August 23, 2010

Version Control Repository: Distributed or Centralized?

What's New
E-Commerce

Not too long ago, "distributed" in the context of version control referred to location of the users. Lately the term is also being used to define location of the repository, and you have probably seen the advent of distributed version control systems (DVCS) like Git and Mercurial. You are probably quite familiar with Perforce’s centralized architecture: a central repository that all users connect to, and pull the code down to their own respective workspaces. If you are part of a “remote” group of users then you could setup Perforce proxy as an intermediary to mitigate WAN transmission overheads.  In fact most commercial version control products have similar model of a central repository or multiple nodes on the network that users work off of. DVCS products use a different architecture: a repository for each user.

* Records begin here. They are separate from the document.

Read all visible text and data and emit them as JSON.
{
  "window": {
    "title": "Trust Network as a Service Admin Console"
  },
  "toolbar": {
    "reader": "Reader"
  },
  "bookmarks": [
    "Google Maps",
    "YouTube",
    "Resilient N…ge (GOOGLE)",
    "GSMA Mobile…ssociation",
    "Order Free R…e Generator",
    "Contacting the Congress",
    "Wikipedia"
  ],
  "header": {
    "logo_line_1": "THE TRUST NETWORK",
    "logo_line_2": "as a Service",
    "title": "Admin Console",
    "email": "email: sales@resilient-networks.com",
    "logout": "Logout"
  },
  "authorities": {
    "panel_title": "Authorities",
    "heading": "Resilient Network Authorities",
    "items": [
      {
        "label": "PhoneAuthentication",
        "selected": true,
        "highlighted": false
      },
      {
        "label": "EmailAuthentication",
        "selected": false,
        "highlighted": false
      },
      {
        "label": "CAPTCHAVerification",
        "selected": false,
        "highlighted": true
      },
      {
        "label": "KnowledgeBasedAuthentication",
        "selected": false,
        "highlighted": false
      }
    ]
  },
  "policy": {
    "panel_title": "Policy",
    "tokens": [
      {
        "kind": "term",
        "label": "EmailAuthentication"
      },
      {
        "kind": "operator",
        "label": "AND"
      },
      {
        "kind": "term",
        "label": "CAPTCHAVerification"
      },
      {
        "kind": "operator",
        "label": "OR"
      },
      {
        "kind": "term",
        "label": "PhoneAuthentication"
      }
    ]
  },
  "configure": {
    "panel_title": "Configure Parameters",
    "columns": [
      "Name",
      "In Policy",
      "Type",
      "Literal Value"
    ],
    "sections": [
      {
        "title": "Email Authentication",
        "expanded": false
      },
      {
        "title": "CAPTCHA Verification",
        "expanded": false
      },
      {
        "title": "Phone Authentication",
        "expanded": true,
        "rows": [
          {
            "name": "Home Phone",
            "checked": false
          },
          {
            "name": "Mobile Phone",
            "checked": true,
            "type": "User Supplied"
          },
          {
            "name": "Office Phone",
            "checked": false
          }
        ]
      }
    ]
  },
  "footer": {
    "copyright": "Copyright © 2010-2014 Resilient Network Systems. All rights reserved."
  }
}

Wait a second – a repository for every user – isn’t that an overkill? Well if you work in an enterprise where controlled development environment is paramount, then probably that’s what you would think. However there are several motivations behind such architecture, mostly driven by the needs of open source software (OSS) development world:

  • Better performance: Open source SCM tools generally lack in performance, particularly across WAN, for operations such as commits, viewing revision history, or reverting changes. Having the entire repository local to the user gets around that problem.
  • No central control: Unlike commercial software development, OSS community is loosely managed in terms of development standards, procedures and policies.  DVCS does not mandate a canonical development “trunk” branch – it needs to be declared and managed by someone (the curator).
  • Working disconnected: OSS community is a loosely-coupled network of individual developers who like to work pretty much on their own, and like the idea of being isolated from others, especially when trying out experimental code branches.

So how does Perforce stack up, you wonder? Overall performance is one of the notable strengths of Perforce, while Perforce Proxy architecture works quite well to support distributed development.  Having a central “gatekeeper” is an organizational choice and Perforce is quite adaptable at instituting as much or as little centralized control over things like user check-ins. As far as working disconnected is concerned, Perforce has recently added newer features to P4V that allow all user actions (adds, edits, deletes) to be cached in a local “offline” repository, to be subsequently merged with the main repository. Besides, in today’s uber-connected world, finding ourselves out of connectivity is an exception than a norm.

DVCS is still an evolving field; tools, procedures and practices in its ecosystem haven’t quite settled down yet. It seems to have broader appeal in the OSS community rather than the commercial enterprise. Not to say that Perforce is not suitable for OSS development; in fact we are happy to provide free Perforce licenses if you develop software that is licensed or otherwise distributed exclusively under an Open Source license.